Он посмотрел в сторону, на город. Они сидели рядом с огромным стеклом, ограждавшим их от безграничного пространства и улиц, отделенных от них шестьюдесятью этажами. Город казался поразительно далеким, он расстилался вдаль крышами низкорослых домов. На расстоянии нескольких кварталов на погруженной в темноту башне, на одном уровне с ними висело светящееся табло календаря, отсюда оно выглядело не маленьким, внушающим тревогу прямоугольником, а громадным, придвинутым к ним экраном, залитым мертвенно-белым ярким светом, проступившим через пустой фон огненными знаками: второе сентября.
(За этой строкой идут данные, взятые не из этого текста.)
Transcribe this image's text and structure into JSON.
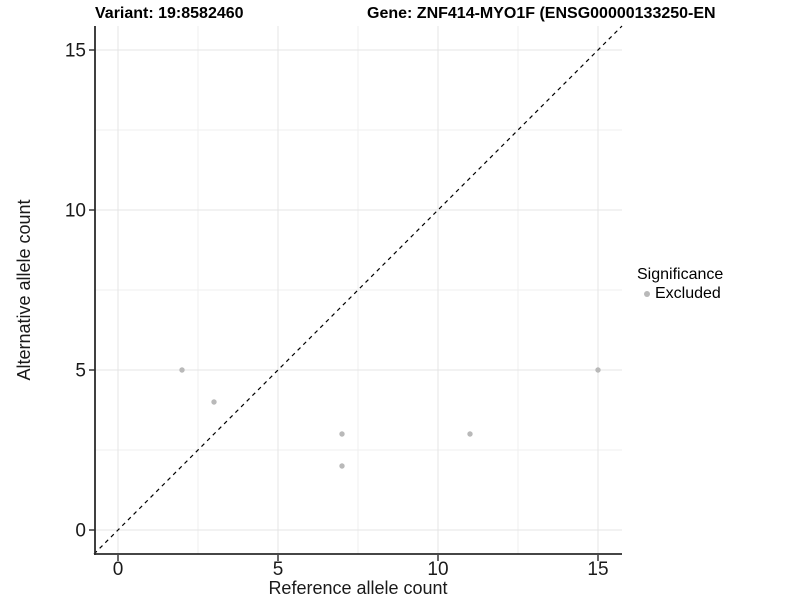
{
  "titles": {
    "left": "Variant: 19:8582460",
    "right": "Gene: ZNF414-MYO1F (ENSG00000133250-EN"
  },
  "legend": {
    "title": "Significance",
    "items": [
      {
        "label": "Excluded",
        "color": "#b9b9b9"
      }
    ]
  },
  "chart_data": {
    "type": "scatter",
    "title_left": "Variant: 19:8582460",
    "title_right": "Gene: ZNF414-MYO1F (ENSG00000133250-EN",
    "xlabel": "Reference allele count",
    "ylabel": "Alternative allele count",
    "xlim": [
      -0.75,
      15.75
    ],
    "ylim": [
      -0.75,
      15.75
    ],
    "x_ticks": [
      0,
      5,
      10,
      15
    ],
    "y_ticks": [
      0,
      5,
      10,
      15
    ],
    "x_minor_ticks": [
      2.5,
      7.5,
      12.5
    ],
    "y_minor_ticks": [
      2.5,
      7.5,
      12.5
    ],
    "grid": true,
    "legend_position": "right",
    "legend_title": "Significance",
    "series": [
      {
        "name": "Excluded",
        "color": "#b9b9b9",
        "points": [
          [
            2,
            5
          ],
          [
            3,
            4
          ],
          [
            7,
            2
          ],
          [
            7,
            3
          ],
          [
            11,
            3
          ],
          [
            15,
            5
          ]
        ]
      }
    ],
    "reference_line": {
      "slope": 1,
      "intercept": 0,
      "style": "dashed",
      "color": "#000000"
    },
    "colors": {
      "grid_major": "#e4e4e4",
      "grid_minor": "#efefef",
      "axis_line": "#2b2b2b",
      "tick_text": "#1a1a1a"
    }
  }
}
– Мое производство работает на полную мощность, – сказал Реардэн безразличным тоном. – Они сняли с моих заводов ограничительные квоты – на ближайшие пять минут, по-видимому. Не знаю точно, какие из своих постановлений они временно отменили, да вряд ли они и сами это знают, теперь законность мало кого заботит. Уверен, я нарушаю нынешние законы не менее чем по пяти-шести пунктам, но никто не может этого ни доказать, ни опровергнуть. Что я точно знаю, так это то, что нынешний главный бандит велел мне развести пары на полную мощность. – Он пожал плечами. – Когда его завтра вышибет другой громила, меня, возможно, прикроют за незаконные действия. Но в соответствии с планированием экономики на данный временной интервал меня нижайше попросили выдавать мой металл в любом количестве и любым угодным мне способом.
Она обратила внимание, что время от времени на них исподтишка бросают любопытные взгляды. Она замечала это и раньше, со времени своего выступления по радио, с тех пор как они стали открыто появляться вдвоем на людях. Вместо осуждения, которого он опасался, в поведении людей чувствовалась какая-то неуверенность, неуверенность в собственных моральных принципах и трепет перед этими двоими, которые осмеливаются не сомневаться в своем праве. Люди смотрели на них с тревожным любопытством, завистью, уважением и опасением нарушить некое неведомое, но жесткое, безоговорочное правило. Некоторые смотрели, почти извиняясь и словно говоря: «Пожалуйста, простите нас за то, что мы женаты». Но находились и такие, кто смотрел на них не просто сердито, а злобно. Некоторые же открыто восхищались.